I switched it on the other day and the device acted as normal until it reached the logo screen, there it stopped with no input from the keyboard making any impact.
I tried all the usual, F2, F11 F12 Ctrl+Alt+S. Nothing, so I just turned it off, now when I turn it one I will get either the logo screen, A blank screen with a cursor or even a completely black (no input) screen.

I have tried inserting the restore disks and although the DVD drive spins up I get no response from the display.
I have attached the device to an external monitor to verify that it is not the screen.
I have tried re-setting the bios by holding down the power button for 10 seconds with the battery removed then inserting power lead (someone told me this works) I would remove the Bios battery but can't get to it.
I have removed the Ram sticks and tested them in wife's laptop (worked fine)
I have thumped the desk in frustration (repeatedly)

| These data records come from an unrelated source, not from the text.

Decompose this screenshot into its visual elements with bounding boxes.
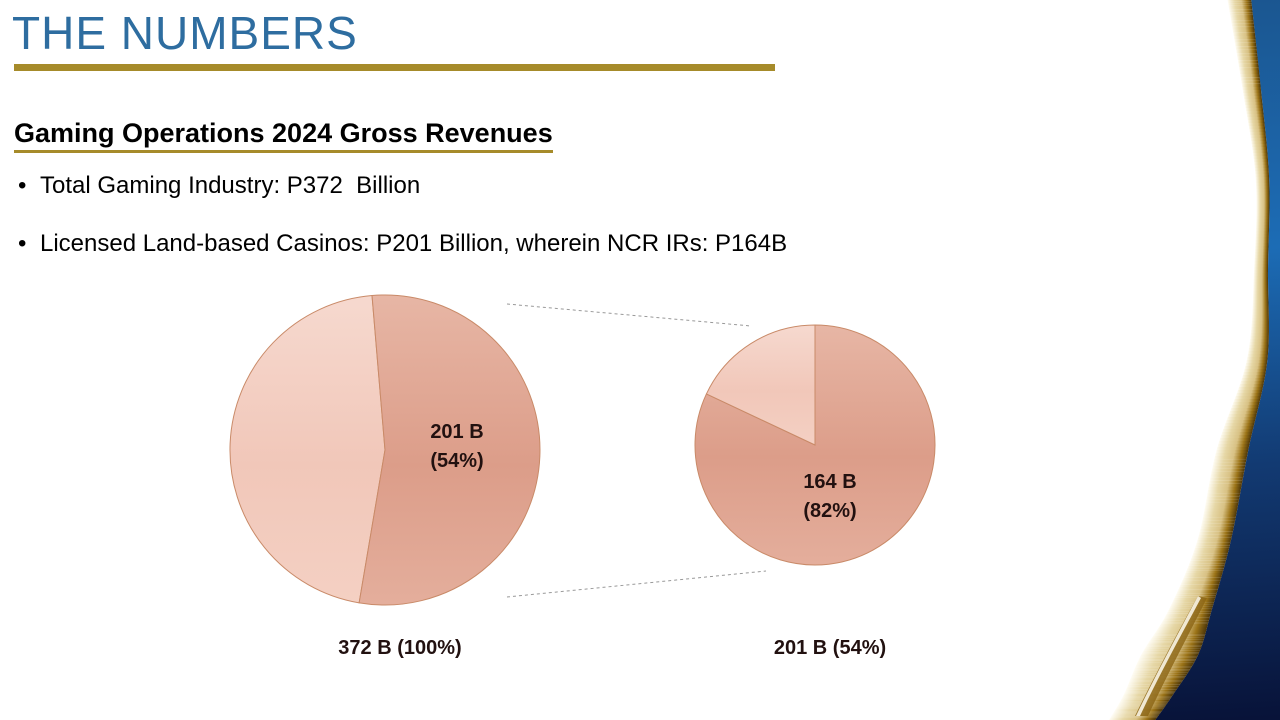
svg-text:164 B: 164 B xyxy=(803,471,856,493)
svg-text:372 B (100%): 372 B (100%) xyxy=(338,637,461,659)
svg-text:201 B: 201 B xyxy=(430,421,483,443)
svg-text:(54%): (54%) xyxy=(430,450,483,472)
svg-text:(82%): (82%) xyxy=(803,500,856,522)
svg-text:201 B (54%): 201 B (54%) xyxy=(774,637,886,659)
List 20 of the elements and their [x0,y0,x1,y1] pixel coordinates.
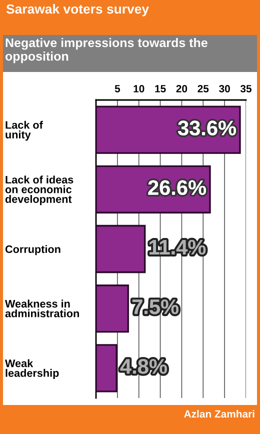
bar [96,224,146,274]
bar [96,284,129,333]
chart-subtitle: Negative impressions towards the opposition [5,38,208,64]
y-tick-label: Corruption [5,245,60,256]
chart-title: Sarawak voters survey [6,4,149,16]
y-tick-label: Weakness in administration [5,300,79,318]
y-tick-label: Weak leadership [5,359,59,380]
x-tick-label: 10 [134,85,144,92]
x-tick-label: 20 [176,85,188,92]
y-tick-label: Lack of unity [6,120,43,141]
x-tick-label: 25 [198,85,209,92]
y-tick-label: Lack of ideas on economic development [5,176,74,206]
x-tick-label: 15 [155,85,166,92]
data-label: 33.6% [178,120,236,136]
x-tick-label: 30 [219,85,230,92]
x-tick-label: 35 [240,85,252,92]
data-label: 26.6% [148,180,206,195]
text: Azlan Zamhari [184,410,254,418]
x-tick-label: 5 [114,85,120,92]
bar [96,344,118,392]
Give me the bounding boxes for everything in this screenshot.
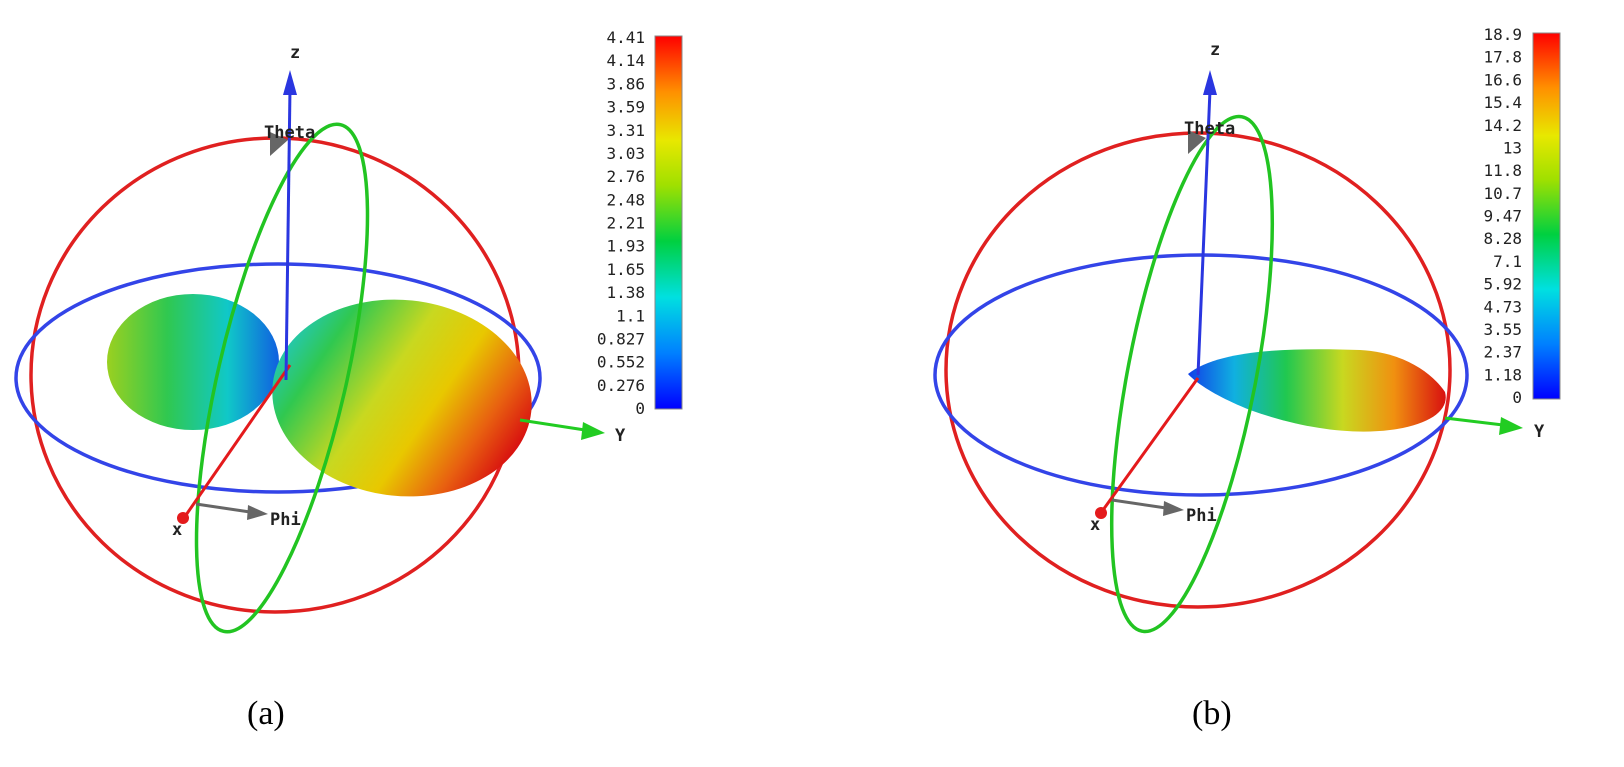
colorbar-tick-label: 1.1 (616, 306, 645, 325)
colorbar-tick-label: 10.7 (1483, 184, 1522, 203)
colorbar-ticks-a: 4.41 4.14 3.86 3.59 3.31 3.03 2.76 2.48 2.21 1.93… (597, 28, 645, 418)
colorbar-tick-label: 9.47 (1483, 207, 1522, 226)
colorbar-tick-label: 8.28 (1483, 229, 1522, 248)
red-ring (944, 131, 1452, 609)
colorbar-tick-label: 0 (635, 399, 645, 418)
panel-a: z Theta Y x Phi 4.41 4.14 3.86 3.59 3.31 3.03… (0, 0, 800, 680)
phi-marker-arrow (1163, 501, 1184, 516)
z-axis-arrow (283, 70, 297, 95)
colorbar-tick-label: 14.2 (1483, 116, 1522, 135)
x-axis-arrow (1095, 507, 1107, 519)
colorbar-tick-label: 17.8 (1483, 48, 1522, 67)
x-axis-label: x (1090, 515, 1100, 535)
colorbar-ticks-b: 18.9 17.8 16.6 15.4 14.2 13 11.8 10.7 9.47 8.28 7.… (1483, 25, 1522, 407)
colorbar-tick-label: 5.92 (1483, 275, 1522, 294)
colorbar-tick-label: 2.76 (606, 167, 645, 186)
colorbar-tick-label: 4.14 (606, 51, 645, 70)
phi-label: Phi (1186, 506, 1217, 526)
caption-b: (b) (1192, 695, 1232, 732)
z-axis-label: z (1210, 40, 1220, 60)
colorbar-tick-label: 18.9 (1483, 25, 1522, 44)
radiation-pattern-a: z Theta Y x Phi 4.41 4.14 3.86 3.59 3.31 3.03… (14, 28, 683, 634)
colorbar-tick-label: 2.37 (1483, 343, 1522, 362)
colorbar-tick-label: 3.86 (606, 74, 645, 93)
green-ring (194, 122, 370, 634)
y-axis-label: Y (615, 426, 626, 446)
colorbar-tick-label: 0.276 (597, 376, 645, 395)
colorbar-tick-label: 13 (1503, 138, 1522, 157)
colorbar-tick-label: 0.827 (597, 329, 645, 348)
theta-label: Theta (264, 123, 315, 143)
colorbar-tick-label: 4.73 (1483, 297, 1522, 316)
colorbar-tick-label: 0.552 (597, 353, 645, 372)
phi-label: Phi (270, 510, 301, 530)
panel-b: z Theta Y x Phi 18.9 17.8 16.6 15.4 14.2 13 11… (920, 0, 1624, 680)
caption-a: (a) (247, 695, 285, 732)
colorbar-b (1532, 32, 1561, 400)
theta-label: Theta (1184, 119, 1235, 139)
y-axis-line (1444, 416, 1504, 427)
y-axis-arrow (1499, 417, 1523, 435)
colorbar-tick-label: 3.55 (1483, 320, 1522, 339)
colorbar-tick-label: 0 (1512, 388, 1522, 407)
green-ring (1109, 114, 1275, 634)
colorbar-tick-label: 4.41 (606, 28, 645, 47)
radiation-pattern-b: z Theta Y x Phi 18.9 17.8 16.6 15.4 14.2 13 11… (933, 25, 1561, 634)
colorbar-a (654, 35, 683, 410)
colorbar-tick-label: 15.4 (1483, 93, 1522, 112)
y-axis-arrow (581, 422, 605, 440)
colorbar-tick-label: 3.59 (606, 98, 645, 117)
main-lobe (1188, 349, 1446, 432)
colorbar-tick-label: 2.48 (606, 190, 645, 209)
colorbar-tick-label: 3.31 (606, 121, 645, 140)
colorbar-tick-label: 1.93 (606, 237, 645, 256)
theta-marker-arrow (270, 132, 288, 156)
phi-marker-line (1111, 498, 1167, 510)
z-axis-label: z (290, 43, 300, 63)
z-axis-line (284, 87, 292, 381)
colorbar-tick-label: 7.1 (1493, 252, 1522, 271)
theta-marker-arrow (1188, 130, 1206, 154)
left-lobe (107, 294, 279, 430)
z-axis-arrow (1203, 70, 1217, 95)
x-axis-line (184, 364, 292, 516)
z-axis-line (1196, 89, 1212, 376)
colorbar-tick-label: 11.8 (1483, 161, 1522, 180)
colorbar-tick-label: 1.18 (1483, 365, 1522, 384)
y-axis-line (519, 418, 586, 432)
colorbar-tick-label: 3.03 (606, 144, 645, 163)
right-lobe (272, 299, 532, 497)
colorbar-tick-label: 1.38 (606, 283, 645, 302)
phi-marker-arrow (247, 505, 268, 520)
colorbar-tick-label: 2.21 (606, 214, 645, 233)
x-axis-arrow (177, 512, 189, 524)
blue-ring (14, 262, 542, 494)
x-axis-label: x (172, 520, 182, 540)
phi-marker-line (195, 502, 251, 514)
blue-ring (933, 253, 1469, 497)
y-axis-label: Y (1534, 422, 1545, 442)
x-axis-line (1101, 377, 1200, 511)
colorbar-tick-label: 1.65 (606, 260, 645, 279)
colorbar-tick-label: 16.6 (1483, 70, 1522, 89)
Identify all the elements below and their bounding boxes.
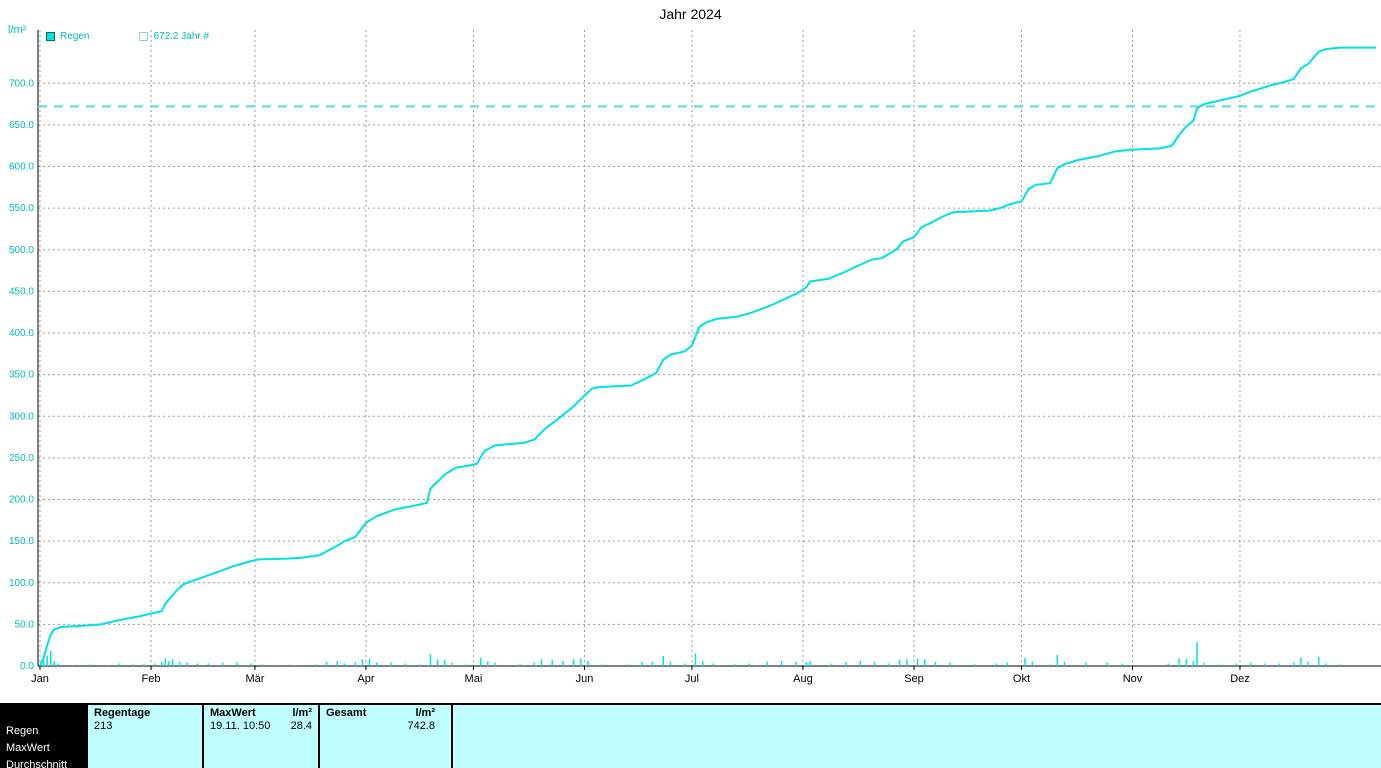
reference-line-swatch-icon xyxy=(139,32,149,41)
maxwert-timestamp: 19.11. 10:50 xyxy=(210,720,271,732)
summary-cell-maxwert: MaxWert l/m² 19.11. 10:50 28.4 xyxy=(204,705,318,768)
svg-text:Mai: Mai xyxy=(465,673,483,685)
maxwert-value: 28.4 xyxy=(290,720,312,732)
row-label-regen: Regen xyxy=(6,725,39,737)
maxwert-unit: l/m² xyxy=(292,707,312,719)
svg-text:550.0: 550.0 xyxy=(9,203,34,214)
maxwert-header: MaxWert xyxy=(210,707,256,719)
svg-text:350.0: 350.0 xyxy=(9,370,34,381)
regentage-value: 213 xyxy=(94,720,113,732)
svg-text:Okt: Okt xyxy=(1013,673,1030,685)
summary-table-bar: Regen MaxWert Durchschnitt Regentage 213… xyxy=(0,703,1381,768)
svg-text:450.0: 450.0 xyxy=(9,286,34,297)
svg-text:Apr: Apr xyxy=(357,673,374,685)
svg-text:200.0: 200.0 xyxy=(9,495,34,506)
summary-table: Regentage 213 MaxWert l/m² 19.11. 10:50 … xyxy=(88,703,1381,768)
svg-text:150.0: 150.0 xyxy=(9,536,34,547)
regentage-header: Regentage xyxy=(94,707,151,719)
svg-text:250.0: 250.0 xyxy=(9,453,34,464)
y-axis-unit-label: l/m² xyxy=(8,24,27,36)
legend-item-yearly-reference: 672.2 Jahr # xyxy=(139,31,209,42)
svg-text:Jun: Jun xyxy=(576,673,594,685)
svg-text:Sep: Sep xyxy=(904,673,924,685)
svg-text:400.0: 400.0 xyxy=(9,328,34,339)
svg-text:Dez: Dez xyxy=(1230,673,1250,685)
svg-text:Jan: Jan xyxy=(31,673,49,685)
chart-legend: Regen 672.2 Jahr # xyxy=(46,31,209,42)
summary-cell-regentage: Regentage 213 xyxy=(88,705,202,768)
svg-text:Aug: Aug xyxy=(793,673,813,685)
svg-text:Feb: Feb xyxy=(142,673,161,685)
svg-text:650.0: 650.0 xyxy=(9,120,34,131)
svg-text:Nov: Nov xyxy=(1123,673,1143,685)
svg-text:100.0: 100.0 xyxy=(9,578,34,589)
svg-text:Jul: Jul xyxy=(685,673,699,685)
svg-text:Mär: Mär xyxy=(245,673,264,685)
chart-title: Jahr 2024 xyxy=(659,6,722,22)
legend-item-regen: Regen xyxy=(46,31,89,42)
summary-row-labels: Regen MaxWert Durchschnitt xyxy=(0,703,88,768)
gesamt-unit: l/m² xyxy=(415,707,435,719)
svg-text:300.0: 300.0 xyxy=(9,411,34,422)
svg-text:0.0: 0.0 xyxy=(20,661,34,672)
legend-label-regen: Regen xyxy=(60,31,90,42)
svg-text:700.0: 700.0 xyxy=(9,78,34,89)
summary-cell-empty xyxy=(453,705,1381,768)
legend-label-yearly-reference: 672.2 Jahr # xyxy=(153,31,210,42)
regen-series-swatch-icon xyxy=(46,32,55,41)
summary-cell-gesamt: Gesamt l/m² 742.8 xyxy=(320,705,451,768)
row-label-maxwert: MaxWert xyxy=(6,742,50,754)
svg-text:50.0: 50.0 xyxy=(15,619,35,630)
gesamt-value: 742.8 xyxy=(407,720,435,732)
svg-text:600.0: 600.0 xyxy=(9,162,34,173)
svg-text:500.0: 500.0 xyxy=(9,245,34,256)
gesamt-header: Gesamt xyxy=(326,707,367,719)
row-label-durchschnitt: Durchschnitt xyxy=(6,759,68,768)
rain-cumulative-chart: 0.0 50.0 100.0 150.0 200.0 250.0 300.0 350.0 400… xyxy=(9,30,1381,685)
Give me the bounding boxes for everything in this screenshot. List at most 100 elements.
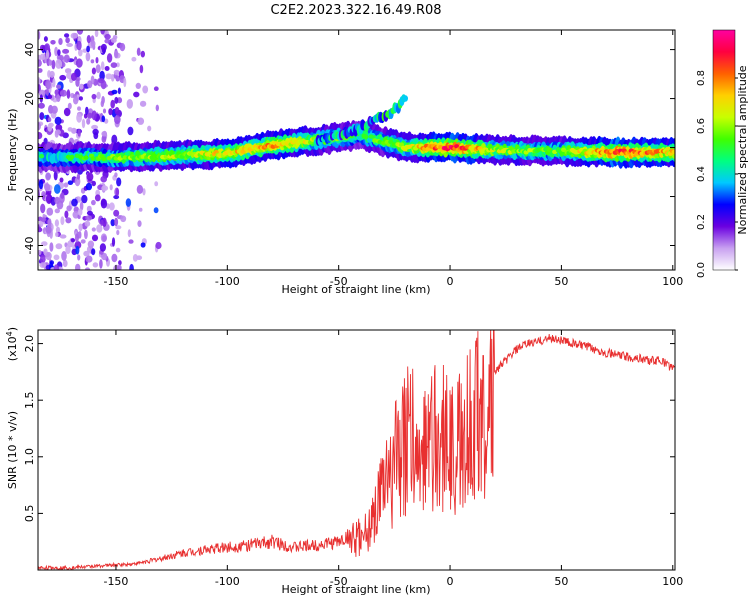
heatmap-cell [85,106,89,116]
heatmap-cell [66,205,72,212]
heatmap-cell [403,95,408,102]
heatmap-cell [67,127,73,132]
heatmap-cell [66,89,71,99]
heatmap-cell [115,247,121,253]
spectrogram-panel: -150 -100 -50 0 50 100 -40 -20 0 20 40 Height of … [6,29,683,296]
heatmap-cell [76,113,82,123]
heatmap-cell [137,117,145,125]
heatmap-cell [76,173,81,180]
heatmap-cell [45,49,50,59]
heatmap-cell [78,49,83,57]
heatmap-cell [84,220,91,227]
heatmap-cell [561,147,567,152]
heatmap-cell [77,254,81,261]
heatmap-cell [39,220,44,228]
heatmap-cell [142,85,149,94]
heatmap-cell [54,184,61,194]
x-tick-label: 0 [447,275,454,288]
heatmap-cell [119,43,126,52]
heatmap-cell [66,71,73,80]
colorbar-tick-label: 0.4 [696,166,707,182]
heatmap-cell [100,61,105,71]
heatmap-cell [153,86,159,91]
heatmap-cell [39,262,47,268]
heatmap-cell [127,126,134,136]
heatmap-cell [80,239,86,244]
heatmap-cell [46,207,54,216]
heatmap-cell [38,30,41,40]
heatmap-cell [136,47,141,56]
heatmap-cell [90,40,96,48]
heatmap-cell [56,94,61,102]
heatmap-cell [91,93,97,100]
heatmap-cell [71,72,77,81]
x-tick-label: -100 [215,275,240,288]
y-tick-label: -40 [23,237,36,255]
heatmap-cell [59,177,64,183]
y-tick-label: 40 [23,43,36,57]
heatmap-cell [55,243,63,250]
heatmap-cell [127,229,131,238]
heatmap-cell [110,99,115,109]
heatmap-cell [72,32,79,39]
heatmap-cell [139,100,147,107]
snr-scale-exponent: 4 [5,331,14,336]
x-tick-label: -150 [103,275,128,288]
heatmap-cell [54,46,58,57]
heatmap-cell [41,194,46,199]
heatmap-cell [83,155,89,160]
heatmap-cell [100,100,105,108]
heatmap-cell [66,43,73,47]
heatmap-cell [72,211,80,219]
heatmap-cell [85,182,93,191]
colorbar: 0.0 0.2 0.4 0.6 0.8 Normalized spectral ampl… [696,29,749,278]
heatmap-cell [110,62,118,68]
heatmap-cell [132,254,138,262]
heatmap-cell [99,243,106,252]
heatmap-cell [112,35,118,40]
heatmap-cell [147,125,152,132]
heatmap-cell [38,132,43,140]
heatmap-cell [86,118,91,125]
heatmap-cell [69,154,75,160]
heatmap-cell [117,87,121,95]
spectrogram-heatmap [38,30,675,270]
heatmap-cell [65,37,70,44]
colorbar-tick-label: 0.6 [696,118,707,134]
snr-y-axis-label: SNR (10 * v/v) [6,411,19,489]
heatmap-cell [38,249,42,256]
heatmap-cell [114,50,119,59]
heatmap-cell [50,40,56,45]
colorbar-tick-label: 0.2 [696,214,707,230]
heatmap-cell [45,225,52,234]
heatmap-cell [64,210,69,219]
heatmap-cell [96,224,103,233]
snr-scale-suffix: ) [6,327,19,331]
colorbar-tick-label: 0.8 [696,70,707,86]
heatmap-cell [38,77,41,85]
heatmap-cell [86,172,94,182]
heatmap-cell [59,74,67,81]
snr-x-ticks: -150 -100 -50 0 50 100 [103,330,683,588]
heatmap-cell [114,107,120,115]
heatmap-cell [128,239,134,244]
heatmap-cell [62,48,70,54]
heatmap-cell [40,203,46,214]
heatmap-cell [95,57,99,64]
heatmap-cell [100,30,105,35]
spectrogram-x-axis-label: Height of straight line (km) [281,283,430,296]
heatmap-cell [75,78,80,87]
heatmap-cell [131,56,137,62]
heatmap-cell [53,254,60,261]
heatmap-cell [116,97,123,104]
heatmap-cell [77,129,81,137]
heatmap-cell [55,59,63,69]
heatmap-cell [109,202,115,211]
heatmap-cell [40,217,47,223]
heatmap-cell [87,80,93,89]
heatmap-cell [100,175,107,183]
heatmap-cell [398,142,405,147]
heatmap-cell [44,183,51,192]
y-tick-label: 1.5 [23,391,36,409]
heatmap-cell [109,184,113,191]
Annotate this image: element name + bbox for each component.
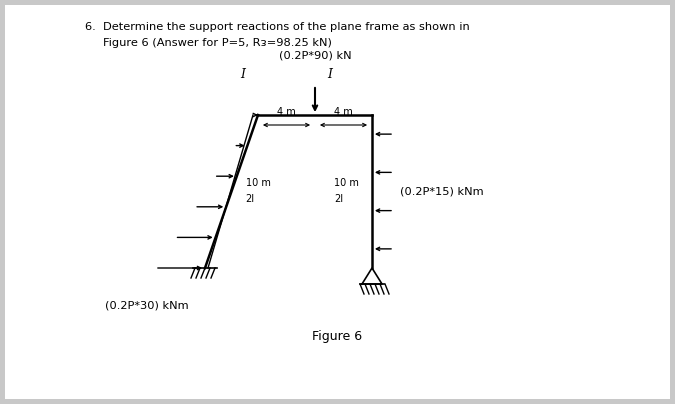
Text: 4 m: 4 m (277, 107, 296, 117)
Text: 2I: 2I (334, 194, 343, 204)
Text: 2I: 2I (246, 194, 254, 204)
Text: 10 m: 10 m (334, 179, 359, 189)
Text: I: I (327, 69, 333, 82)
Text: 10 m: 10 m (246, 179, 271, 189)
Text: 6.  Determine the support reactions of the plane frame as shown in: 6. Determine the support reactions of th… (85, 22, 470, 32)
FancyBboxPatch shape (5, 5, 670, 399)
Text: Figure 6 (Answer for P=5, Rᴈ=98.25 kN): Figure 6 (Answer for P=5, Rᴈ=98.25 kN) (103, 38, 332, 48)
Text: (0.2P*30) kNm: (0.2P*30) kNm (105, 300, 188, 310)
Text: (0.2P*15) kNm: (0.2P*15) kNm (400, 187, 483, 196)
Text: 4 m: 4 m (334, 107, 353, 117)
Text: Figure 6: Figure 6 (312, 330, 362, 343)
Text: I: I (240, 69, 246, 82)
Text: (0.2P*90) kN: (0.2P*90) kN (279, 50, 351, 60)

Nothing works and the PB website is a crock, so please someone HELP


----------



## TriggerFinger (Jan 30, 2008)

hi,

try removing your HDD physically from the laptop. insert your install/restore disks or better an Ubuntu live CD (link on my sig below) into your CD/DVD drive and boot from it. post back what happens.


----------



## MONSTERMONSTER (Mar 13, 2005)

Still nothing I'm afraid, the disk drive spins up as normal but no reaction from the screen, tried again connecting it to external monitor, but nothing


----------



## TriggerFinger (Jan 30, 2008)

MONSTERMONSTER said:


> Still nothing I'm afraid, the disk drive spins up as normal but no reaction from the screen, tried again connecting it to external monitor, but nothing


-- that's bad news. i am guessing that you had tried removing the hard drive as per my advise on the previous post and about the use of a bootable CD to boot from the CD drive. if you have done so and yet there is no sign of anything on the LCD or the external monitor, may be you are looking at a dead video card or a dead motherboard. check your specs if your video card is integrated. if it is not, then you may just replace that otherwise it would be a motherboard replacement.


----------